La capacité d’innovation générée par le campus est possible grâce au maillage avec les communautés. Ce rapprochement est déjà amorcé avec, par exemple, les projets éphémères ou les catalyseurs d’Imaginaires Urbains du nouveau Campus MIL, un complexe scientifique qui s’intègre aux quartiers environnants et à la vie qui l’entoure. Une fois complété, ce dernier permettra à la communauté universitaire de côtoyer de près des travailleurs, des résidents, des commerçants et des visiteurs.

Pour que les meilleures idées soient utilisées, il faut aussi que les scientifiques aient les compétences managériales pour les réaliser. C’est ce qu’Hydro-Québec veut accomplir en appuyant notamment le MBA en innovation technologique et commercialisation et en octroyant des bourses d’excellence

De son côté, l’Institut international des coopératives Alphonse-et-Dorimène-Desjardins favorise de nouvelles façons d’envisager le financement pour qu’il soit accessible à tous. Il développe avec l’université les meilleures pratiques de recherche afin de faire du modèle coopératif un mode de financement moins marginal face au modèle capitaliste. 

Tout comme le Campus MIL qui se développe dans un quartier pour y générer un meilleur milieu de vie, c’est toute la société qui profite de ces projets.

Retombées

  • Développer des modèles et des conditions d’inclusion à la participation sociale et économique.
  • Réaliser des projets novateurs.
  • Soutenir l’interdisciplinarité pour faire progresser la science.
  • Favoriser le transfert de connaissances entre les universités et les acteurs de la société.
  • Créer un milieu de vie moderne et compétitif où les générations futures pourront réaliser leur plein potentiel.
  • Conserver les meilleurs talents.

Des maillages nécessaires et profitables

Les établissements ne se contentent plus de former des étudiants dans des disciplines données. Ils enseignent pour que les connaissances se concrétisent.
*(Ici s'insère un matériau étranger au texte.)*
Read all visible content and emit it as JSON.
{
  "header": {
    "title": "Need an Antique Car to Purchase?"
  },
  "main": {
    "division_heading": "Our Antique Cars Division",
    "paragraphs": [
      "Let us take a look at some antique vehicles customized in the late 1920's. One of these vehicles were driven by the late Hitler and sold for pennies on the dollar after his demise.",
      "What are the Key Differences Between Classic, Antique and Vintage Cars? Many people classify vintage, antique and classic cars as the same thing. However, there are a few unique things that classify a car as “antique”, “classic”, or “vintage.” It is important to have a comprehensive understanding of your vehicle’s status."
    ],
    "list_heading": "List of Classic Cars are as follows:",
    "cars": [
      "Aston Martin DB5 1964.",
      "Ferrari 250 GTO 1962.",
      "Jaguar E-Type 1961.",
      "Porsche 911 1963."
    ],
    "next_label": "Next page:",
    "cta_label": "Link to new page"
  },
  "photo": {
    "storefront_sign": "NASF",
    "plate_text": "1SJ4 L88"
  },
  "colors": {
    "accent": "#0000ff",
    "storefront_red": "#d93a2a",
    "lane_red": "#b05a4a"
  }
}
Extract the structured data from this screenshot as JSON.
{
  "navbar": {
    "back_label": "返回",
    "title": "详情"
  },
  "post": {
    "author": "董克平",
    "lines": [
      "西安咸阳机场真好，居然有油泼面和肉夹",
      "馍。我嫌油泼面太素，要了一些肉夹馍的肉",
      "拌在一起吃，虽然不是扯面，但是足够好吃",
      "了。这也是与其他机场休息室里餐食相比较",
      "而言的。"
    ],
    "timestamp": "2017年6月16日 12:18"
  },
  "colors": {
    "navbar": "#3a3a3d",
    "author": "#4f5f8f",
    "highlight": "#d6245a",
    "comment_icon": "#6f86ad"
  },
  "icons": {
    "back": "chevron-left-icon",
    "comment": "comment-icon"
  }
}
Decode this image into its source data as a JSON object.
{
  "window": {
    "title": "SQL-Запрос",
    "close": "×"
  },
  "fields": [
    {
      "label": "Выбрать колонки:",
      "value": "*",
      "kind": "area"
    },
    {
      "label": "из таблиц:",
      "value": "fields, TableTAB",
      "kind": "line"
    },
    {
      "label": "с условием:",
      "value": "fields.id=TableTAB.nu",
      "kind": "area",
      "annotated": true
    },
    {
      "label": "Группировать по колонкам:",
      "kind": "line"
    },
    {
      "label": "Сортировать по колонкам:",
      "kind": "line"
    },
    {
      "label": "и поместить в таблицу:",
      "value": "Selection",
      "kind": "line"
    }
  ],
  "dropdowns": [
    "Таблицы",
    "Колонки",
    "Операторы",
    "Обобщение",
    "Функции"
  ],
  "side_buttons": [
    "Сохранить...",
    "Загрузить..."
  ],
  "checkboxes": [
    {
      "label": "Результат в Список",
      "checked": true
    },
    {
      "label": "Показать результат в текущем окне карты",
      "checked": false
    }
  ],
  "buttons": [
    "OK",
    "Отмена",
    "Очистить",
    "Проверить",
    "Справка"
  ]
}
Ils s’ouvrent et s’adaptent aux besoins de la société.

« L’interdisciplinarité est vraiment une richesse sur notre campus », témoigne Nathalie de Marcellis-Warin, professeure au département de mathématiques et de génie industriel, Polytechnique Montréal.
Celle qui est aussi PDG et vice-présidente des groupes Risque et Développement Durable, CIRANO, précise sa pensée : « Après l’accident de Lac-Mégantic, on s’est demandé comment mieux gérer le transport des matières dangereuses. Mais la question dépasse les matières dangereuses, on parle bien sûr de produits chimiques, mais aussi de logistique, de réglementation, de formation des travailleurs… Un groupe de professeurs de différentes disciplines travaille d’ailleurs sur l’ensemble de ces problématiques.»

Un soutien financier essentiel

Ce sont des investissements philanthropiques qui ont permis d’initier et de donner de l’ampleur à ces projets.

C’est le cas de Michel Saucier et de sa femme Gisèle Beaulieu qui ont fait un don de 3 millions $ pour la réalisation du futur Campus MIL.

En faisant un don de 4,5 millions de dollars, le Mouvement Desjardins a de son côté apporté un appui précieux aux établissements de Campus Montréal.

Montréal, ville d’innovation et d’avenir

Montréal est déjà reconnue comme une ville universitaire de premier plan. Avec le Campus MIL, les établissements innovent encore dans leurs façons de faire. Ils s’adaptent à leur milieu et répondent aux besoins de la société en se rapprochant d’elle. Ensemble, la communauté universitaire et la société québécoise sont génératrices d’innovation et sont une source d’inspiration pour les générations futures.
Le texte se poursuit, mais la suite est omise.